Capítulo 1
La rebelión del espíritu
La iglesia nos pide que al entrar en ella
nos quitemos el sombrero, no la cabeza.
Gilbert Keith Chesterton
México con olor cristero
Las vibraciones de doña María, la campana mayor, cimbraron el cuerpo del arzobispo que divagaba inmerso en su mundo lleno de confusión y supersticiones. “¿Quién la tocará? —Preguntó agitado por el susto—. Este no es el toque de ánima —dijo confundido por la magia que anidaba en su mente—. Son las doce de la noche y todos están dormidos”.
Miró al cielo con el deseo de encontrar alguna respuesta. Lo que vio fue la penumbra de la cúpula oculta entre la negrura de la noche y el oscurantismo que le rodeaba. Inquieto por el sonido tomó su quinqué. Se acercó a la escalera del campanario y musitó para que las ánimas del purgatorio no lo escucharan. “Está muy oscuro. Es mejor esperar a que la luz del sol aclare el misterio del travieso badajo... o del milagro... o de lo que sea”.
Todavía con el corazón retumbándole en los oídos, José Mora y del Río se dirigió a su habitación esperanzado en encontrar la respuesta lógica a lo fortuito del inesperado campanazo. Quería que fuera el mensaje de Dios a su inquebrantable fe. “Pero dirá el presbítero Miguel que los vientos del norte balancearon la campana —razonó—. Y puede ser que hasta invoque el pensamiento de San Agustín para esgrimir alguna de sus teorías.
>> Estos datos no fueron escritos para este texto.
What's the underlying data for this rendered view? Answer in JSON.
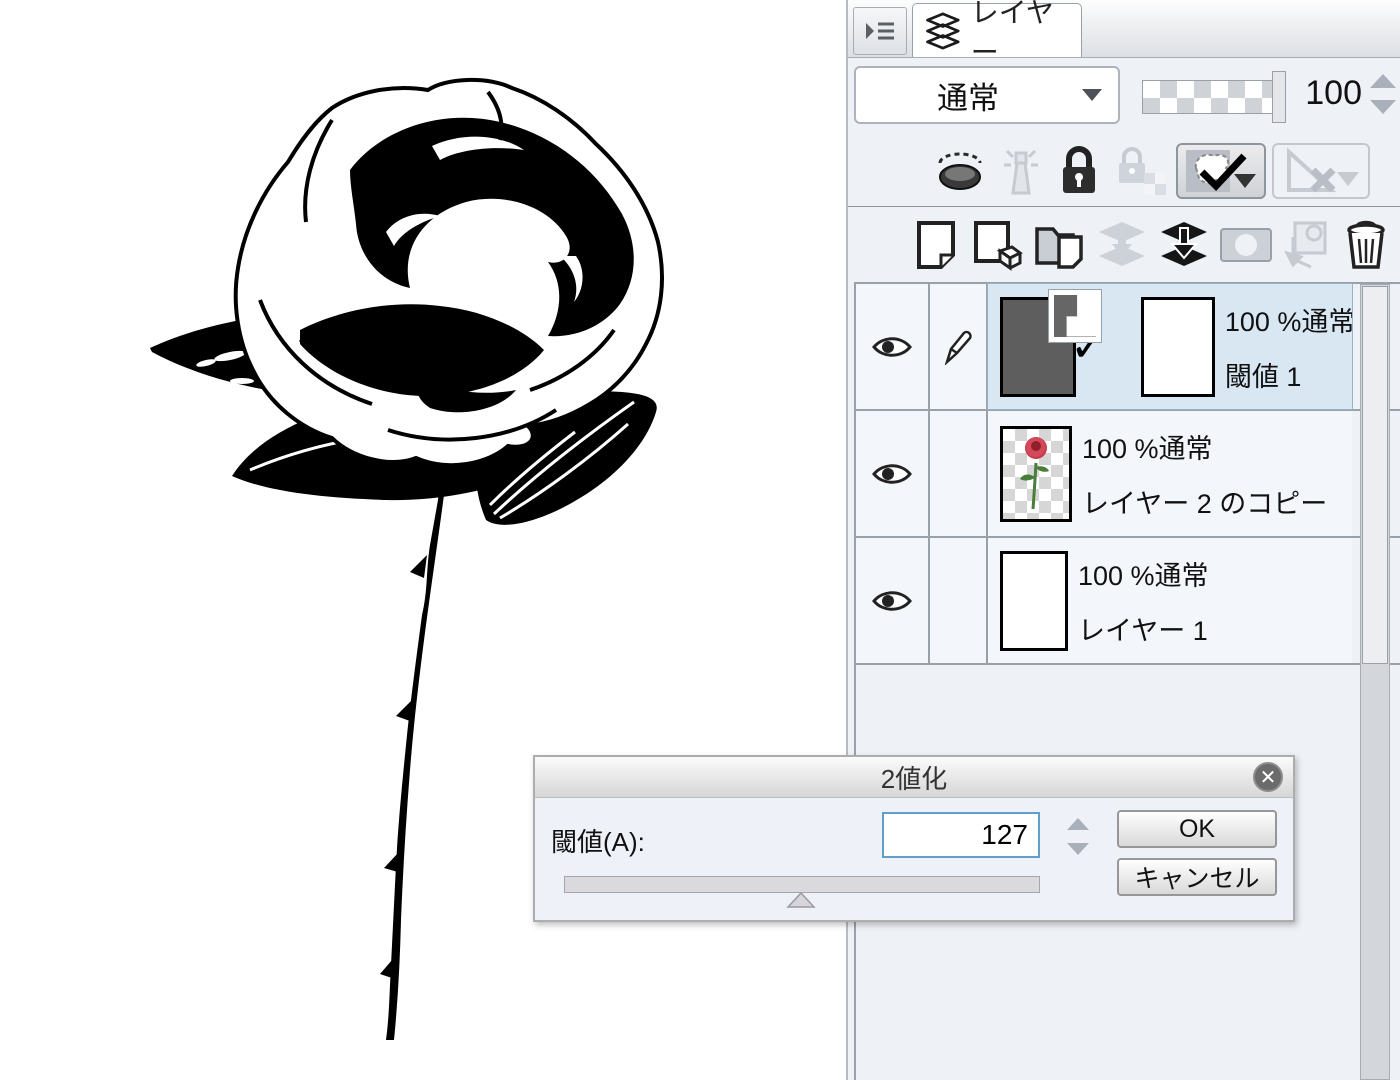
{
  "colors": {
    "panel_bg": "#eef1f6",
    "selected_row": "#d9e7f3",
    "row_bg": "#f3f6fa",
    "focus_border": "#5f9fca",
    "grid_line": "#9aa0a8"
  },
  "canvas": {
    "description": "binarized black-and-white rose artwork on white canvas"
  },
  "layer_panel": {
    "menu_button_icon": "panel-menu-icon",
    "tab": {
      "label": "レイヤー",
      "icon": "layers-icon"
    },
    "blend_mode": {
      "value": "通常"
    },
    "opacity": {
      "value": "100"
    },
    "property_buttons": [
      "clip-at-layer-below",
      "reference-layer",
      "lock-layer",
      "lock-transparent-pixels",
      "enable-mask",
      "ruler-disabled"
    ],
    "action_buttons": [
      "new-raster-layer",
      "new-vector-layer",
      "new-layer-folder",
      "transfer-to-lower-layer",
      "merge-with-lower-layer",
      "create-layer-mask",
      "apply-mask-to-layer",
      "delete-layer"
    ],
    "layers": [
      {
        "opacity_blend": "100 %通常",
        "name": "閾値 1",
        "selected": true,
        "visible": true,
        "editing": true,
        "kind": "binarization-correction-layer"
      },
      {
        "opacity_blend": "100 %通常",
        "name": "レイヤー 2 のコピー",
        "selected": false,
        "visible": true,
        "editing": false,
        "kind": "raster-rose-layer"
      },
      {
        "opacity_blend": "100 %通常",
        "name": "レイヤー 1",
        "selected": false,
        "visible": true,
        "editing": false,
        "kind": "white-paper-layer"
      }
    ]
  },
  "dialog": {
    "title": "2値化",
    "threshold_label": "閾値(A):",
    "threshold_value": "127",
    "slider_percent": 49.8,
    "ok_label": "OK",
    "cancel_label": "キャンセル",
    "close_icon": "close-icon"
  }
}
Dirá: ‘No su eminencia, fue el desgaste natural lo que movió el yugo de la María; eso produjo el bamboleó del badajo’ —imitó en tono burlón—. En fin —prosiguió con su soliloquio—, seguramente dirá cualquier cosa para no aceptar que éste fue el aviso del Señor. La respuesta a mis plegarias. El mandato para el más fiel de sus hijos cuya misión es defender a la Iglesia a costa de lo que sea, incluso el adoptar las estrategias que usa el hombre para combatir a sus semejantes”.
En sus momentos de duda, Mora y del Río acudía a la fe para sentirse protegido. Esos titubeos lo obligaban a equipararse con Manuel Fernández de Santa Cruz, obispo de Puebla en el siglo xvii. Estaba seguro que así se protegía del nocivo efecto que le causaban los destellos de escepticismo. Por ello se apropiaba de las palabras del obispo Fernández, frases que equivalían al auto flagelo moral que creía merecer:
“¿Quién soy yo para suponer que Dios piensa en mí? Sólo un costal de podredumbre, hediondo y abominable. Lo peor es que conociendo esto no tengo la humildad del apóstol. Estoy lleno de vanidad.”
Con ese razonamiento muy humano y nada celestial, José decidió retirarse a su aposento donde, como de costumbre, su neurosis encontraría algo de reposo. Ya dentro de esa su “cárcel nocturna”, como él la llamaba, fijó sus ojos negros en el dosel de la cama y se puso a rezar, actitud que le ayudaría a protegerse de sus fantasmas. Allí, en ese encierro personal, empezó a meditar sobre lo que diría a quienes, de acuerdo con su rutina, lo acompañarían durante el desayuno del día siguiente. Después se repitió las palabras de Fernández: “Soy un costal de podredumbre…”. En ese momento su mente recreó algún pasaje de la Biblia: cerró los ojos para entre rezo y oración conciliar el sueño.